Let \(\displaystyle R = \left\{ {{x_s}:s \in Q} \right\}\). What is \(\displaystyle H(R)=~?\).
What does that prove?

 

[sqrt(-1)NeedHelp]

Suppose that \(\displaystyle H(C) = H(D)\). That means \(\displaystyle f(C) = f(D)\).

If \(\displaystyle t\in f(C)\) then \(\displaystyle t\in f(D)\) or \(\displaystyle \left( {\exists x \in C} \right) \wedge \left( {\exists y \in D} \right)\left[ {f(x) = t = f(y)} \right]\).
What does that say about \(\displaystyle x~\&~y~\), recall that \(\displaystyle f\) is injective.
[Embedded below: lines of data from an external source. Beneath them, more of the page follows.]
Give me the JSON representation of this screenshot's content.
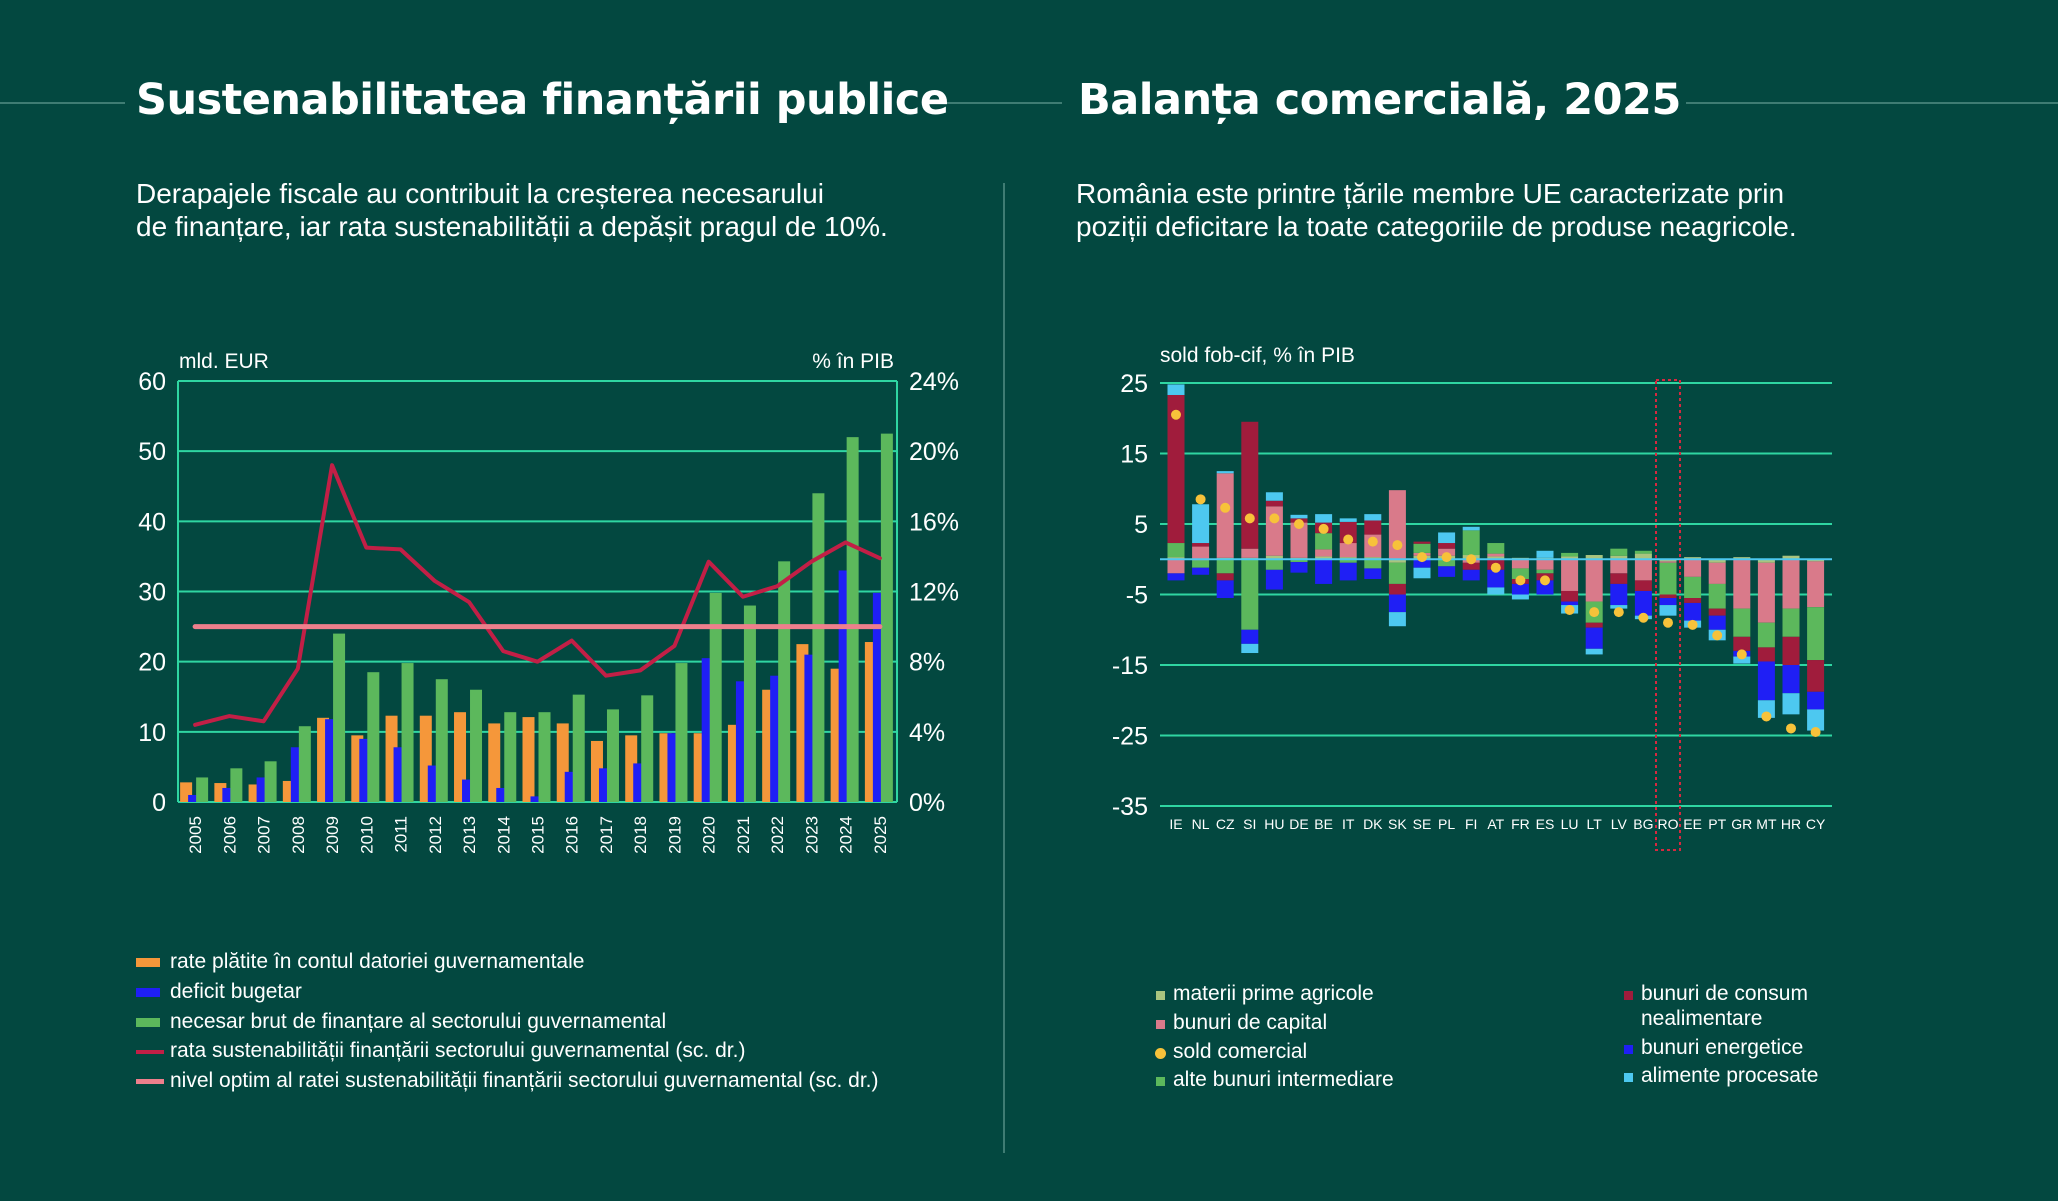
{
  "left": {
    "title": "Sustenabilitatea finanțării publice",
    "subtitle_line1": "Derapajele fiscale au contribuit la creșterea necesarului",
    "subtitle_line2": "de finanțare, iar rata sustenabilității a depășit pragul de 10%.",
    "unit_left": "mld. EUR",
    "unit_right": "% în PIB",
    "legend": [
      {
        "label": "rate plătite în contul datoriei guvernamentale",
        "color": "#f5973a",
        "kind": "bar"
      },
      {
        "label": "deficit bugetar",
        "color": "#1f1ff5",
        "kind": "bar"
      },
      {
        "label": "necesar brut de finanțare al sectorului guvernamental",
        "color": "#5cb85c",
        "kind": "bar"
      },
      {
        "label": "rata sustenabilității finanțării sectorului guvernamental (sc. dr.)",
        "color": "#c21f46",
        "kind": "line"
      },
      {
        "label": "nivel optim al ratei sustenabilității finanțării sectorului guvernamental (sc. dr.)",
        "color": "#ee7f8c",
        "kind": "line"
      }
    ]
  },
  "right": {
    "title": "Balanța comercială, 2025",
    "subtitle_line1": "România este printre țările membre UE caracterizate prin",
    "subtitle_line2": "poziții deficitare la toate categoriile de produse neagricole.",
    "unit_label": "sold fob-cif, % în PIB",
    "legend_left": [
      {
        "label": "materii prime agricole",
        "color": "#a9c47f",
        "kind": "square"
      },
      {
        "label": "bunuri de capital",
        "color": "#d97a8a",
        "kind": "square"
      },
      {
        "label": "sold comercial",
        "color": "#f7c23a",
        "kind": "dot"
      },
      {
        "label": "alte bunuri intermediare",
        "color": "#5cb85c",
        "kind": "square"
      }
    ],
    "legend_right": [
      {
        "label": "bunuri de consum",
        "label2": "nealimentare",
        "color": "#a01c3c",
        "kind": "square"
      },
      {
        "label": "bunuri energetice",
        "color": "#1f1ff5",
        "kind": "square"
      },
      {
        "label": "alimente procesate",
        "color": "#4dc8f0",
        "kind": "square"
      }
    ]
  },
  "chart_data": [
    {
      "type": "bar",
      "title": "Sustenabilitatea finanțării publice",
      "ylabel": "mld. EUR",
      "ylabel_right": "% în PIB",
      "ylim": [
        0,
        60
      ],
      "yticks": [
        "0",
        "10",
        "20",
        "30",
        "40",
        "50",
        "60"
      ],
      "ylim_right": [
        0,
        24
      ],
      "yticks_right": [
        "0%",
        "4%",
        "8%",
        "12%",
        "16%",
        "20%",
        "24%"
      ],
      "grid": true,
      "categories": [
        "2005",
        "2006",
        "2007",
        "2008",
        "2009",
        "2010",
        "2011",
        "2012",
        "2013",
        "2014",
        "2015",
        "2016",
        "2017",
        "2018",
        "2019",
        "2020",
        "2021",
        "2022",
        "2023",
        "2024",
        "2025"
      ],
      "series": [
        {
          "name": "rate plătite în contul datoriei guvernamentale",
          "type": "bar",
          "color": "#f5973a",
          "values": [
            2.8,
            2.7,
            2.5,
            3.0,
            12.0,
            9.5,
            12.3,
            12.3,
            12.8,
            11.2,
            12.1,
            11.2,
            8.7,
            9.5,
            9.8,
            9.8,
            11.0,
            16.0,
            22.5,
            19.0,
            22.8
          ]
        },
        {
          "name": "deficit bugetar",
          "type": "bar",
          "color": "#1f1ff5",
          "values": [
            1.0,
            2.0,
            3.5,
            7.8,
            11.8,
            9.0,
            7.8,
            5.2,
            3.2,
            2.0,
            0.8,
            4.3,
            4.8,
            5.5,
            9.8,
            20.5,
            17.2,
            18.0,
            21.0,
            33.0,
            29.8
          ]
        },
        {
          "name": "necesar brut de finanțare al sectorului guvernamental",
          "type": "bar",
          "color": "#5cb85c",
          "values": [
            3.5,
            4.8,
            5.8,
            10.8,
            24.0,
            18.5,
            19.8,
            17.5,
            16.0,
            12.8,
            12.8,
            15.3,
            13.2,
            15.2,
            19.8,
            29.8,
            28.0,
            34.3,
            44.0,
            52.0,
            52.5
          ]
        },
        {
          "name": "rata sustenabilității finanțării sectorului guvernamental (sc. dr.)",
          "type": "line",
          "axis": "right",
          "color": "#c21f46",
          "values": [
            4.4,
            4.9,
            4.6,
            7.6,
            19.2,
            14.5,
            14.4,
            12.6,
            11.4,
            8.6,
            8.0,
            9.2,
            7.2,
            7.5,
            8.9,
            13.7,
            11.7,
            12.3,
            13.7,
            14.8,
            13.9
          ]
        },
        {
          "name": "nivel optim al ratei sustenabilității finanțării sectorului guvernamental (sc. dr.)",
          "type": "line",
          "axis": "right",
          "color": "#ee7f8c",
          "values": [
            10,
            10,
            10,
            10,
            10,
            10,
            10,
            10,
            10,
            10,
            10,
            10,
            10,
            10,
            10,
            10,
            10,
            10,
            10,
            10,
            10
          ]
        }
      ]
    },
    {
      "type": "bar",
      "stacked": true,
      "title": "Balanța comercială, 2025",
      "ylabel": "sold fob-cif, % în PIB",
      "ylim": [
        -35,
        25
      ],
      "yticks": [
        "-35",
        "-25",
        "-15",
        "-5",
        "5",
        "15",
        "25"
      ],
      "grid": true,
      "highlight": "RO",
      "categories": [
        "IE",
        "NL",
        "CZ",
        "SI",
        "HU",
        "DE",
        "BE",
        "IT",
        "DK",
        "SK",
        "SE",
        "PL",
        "FI",
        "AT",
        "FR",
        "ES",
        "LU",
        "LT",
        "LV",
        "BG",
        "RO",
        "EE",
        "PT",
        "GR",
        "MT",
        "HR",
        "CY"
      ],
      "series": [
        {
          "name": "materii prime agricole",
          "color": "#a9c47f",
          "values": [
            0.3,
            -0.2,
            0.2,
            0.2,
            0.5,
            0.2,
            0.4,
            0.3,
            0.3,
            -0.5,
            0.5,
            0.5,
            0.6,
            0.4,
            0.2,
            0.2,
            0.4,
            0.6,
            0.5,
            0.8,
            -0.3,
            0.3,
            -0.5,
            0.3,
            -0.5,
            0.5,
            -0.3
          ]
        },
        {
          "name": "bunuri de capital",
          "color": "#d97a8a",
          "values": [
            -2.0,
            1.8,
            12.0,
            1.3,
            7.0,
            5.0,
            1.0,
            2.0,
            3.2,
            9.8,
            0.4,
            1.0,
            -0.5,
            0.4,
            -1.3,
            -1.5,
            -4.5,
            -6.0,
            -2.0,
            -3.0,
            -0.2,
            -2.5,
            -3.0,
            -7.0,
            -8.5,
            -7.0,
            -6.5
          ]
        },
        {
          "name": "sold comercial",
          "type": "point",
          "color": "#f7c23a",
          "values": [
            20.5,
            8.5,
            7.3,
            5.8,
            5.8,
            5.0,
            4.3,
            2.8,
            2.5,
            2.0,
            0.3,
            0.3,
            0.0,
            -1.2,
            -3.0,
            -3.0,
            -7.2,
            -7.5,
            -7.5,
            -8.3,
            -9.0,
            -9.3,
            -10.8,
            -13.5,
            -22.3,
            -24.0,
            -24.5
          ]
        },
        {
          "name": "alte bunuri intermediare",
          "color": "#5cb85c",
          "values": [
            2.0,
            -1.0,
            -2.0,
            -10.0,
            -1.5,
            -0.4,
            2.3,
            -0.5,
            -1.3,
            -3.0,
            1.3,
            -1.0,
            3.5,
            1.5,
            -1.5,
            -0.5,
            0.5,
            -3.0,
            1.0,
            0.4,
            -4.5,
            -3.0,
            -3.5,
            -4.0,
            -3.5,
            -4.0,
            -7.5
          ]
        },
        {
          "name": "bunuri de consum nealimentare",
          "color": "#a01c3c",
          "values": [
            21.0,
            0.5,
            -1.0,
            18.0,
            0.8,
            0.6,
            1.5,
            3.0,
            2.0,
            -1.5,
            0.3,
            0.8,
            -1.0,
            -1.5,
            -0.7,
            -1.0,
            -1.5,
            -0.7,
            -1.5,
            -1.5,
            -0.5,
            -0.7,
            -1.0,
            -2.0,
            -2.0,
            -4.0,
            -4.5
          ]
        },
        {
          "name": "bunuri energetice",
          "color": "#1f1ff5",
          "values": [
            -1.0,
            -1.0,
            -2.5,
            -2.0,
            -2.8,
            -1.5,
            -3.5,
            -2.5,
            -1.5,
            -2.5,
            -1.2,
            -1.5,
            -1.5,
            -2.5,
            -1.5,
            -2.0,
            -0.5,
            -3.0,
            -3.0,
            -3.5,
            -1.0,
            -2.5,
            -2.0,
            -0.8,
            -5.5,
            -4.0,
            -2.5
          ]
        },
        {
          "name": "alimente procesate",
          "color": "#4dc8f0",
          "values": [
            1.5,
            5.5,
            0.3,
            -1.3,
            1.2,
            0.5,
            1.2,
            0.5,
            0.9,
            -2.0,
            -1.5,
            1.5,
            0.5,
            -1.0,
            -0.7,
            1.0,
            -1.2,
            -0.8,
            -0.5,
            -0.5,
            -1.5,
            -1.0,
            -1.5,
            -1.0,
            -2.5,
            -3.0,
            -3.0
          ]
        }
      ]
    }
  ]
}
Now suppose \(\displaystyle Q\in \mathcal{P}(B)\). \(\displaystyle \left( {\forall s \in Q} \right)\left( {\exists {x_s} \in A} \right)\left[ {f({x_s}) = s} \right]\) WHY?
Let \(\displaystyle R = \left\{ {{x_s}:s \in Q} \right\}\). What is \(\displaystyle H(R)=~?\).
What does that prove?

So since f(C)=f(D), due to being injective C=D.

As for the second part, I'm not sure I understand 100% why we say\(\displaystyle Q\in \mathcal{P}(B)\). Is it because \(\displaystyle Q\subseteq B\) (since Power sets are sets of all subsets of B)? Other than my confusion from \(\displaystyle Q\in \mathcal{P}(B)\), I see that \(\displaystyle \left( {\forall s \in Q} \right)\left( {\exists {x_s} \in A} \right)\left[ {f({x_s}) = s} \right]\) is because of f being surjective.

 

[pka]

Let \(\displaystyle A\) and \(\displaystyle B\) be sets and let \(\displaystyle f:A\rightarrow B\). We define the function \(\displaystyle H:\mathcal P \left({A}\right)\rightarrow \mathcal P \left({B}\right)\) as follows: for \(\displaystyle C\in \mathcal P \left({A}\right)\) let \(\displaystyle H(C)\) be \(\displaystyle f(C)\).
Show: if \(\displaystyle f\) is bijective then \(\displaystyle H\) is bijective.

• Surjective: \(\displaystyle \forall b \in B: \exists a \in A \ni f(a)=b\)

So since f(C)=f(D), due to being injective C=D. CORRECT

As for the second part, I'm not sure I understand 100% why we say\(\displaystyle Q\in \mathcal{P}(B)\). Is it because \(\displaystyle Q\subseteq B\) (since Power sets are sets of all subsets of B)? Other than my confusion from \(\displaystyle Q\in \mathcal{P}(B)\), I see that \(\displaystyle \left( {\forall s \in Q} \right)\left( {\exists {x_s} \in A} \right)\left[ {f({x_s}) = s} \right]\) is because of f being surjective.

I quoted your OP.
You said "Surjective: \(\displaystyle \forall b \in B: \exists a \in A \ni f(a)=b\)"
Well that is exactly what I did.

If \(\displaystyle Q\in \mathcal{P}(B)\) then there is a \(\displaystyle R\in \mathcal{P}(A)\) such that \(\displaystyle H(R)=Q.\).
Go back to my reply see if you can follow my proof.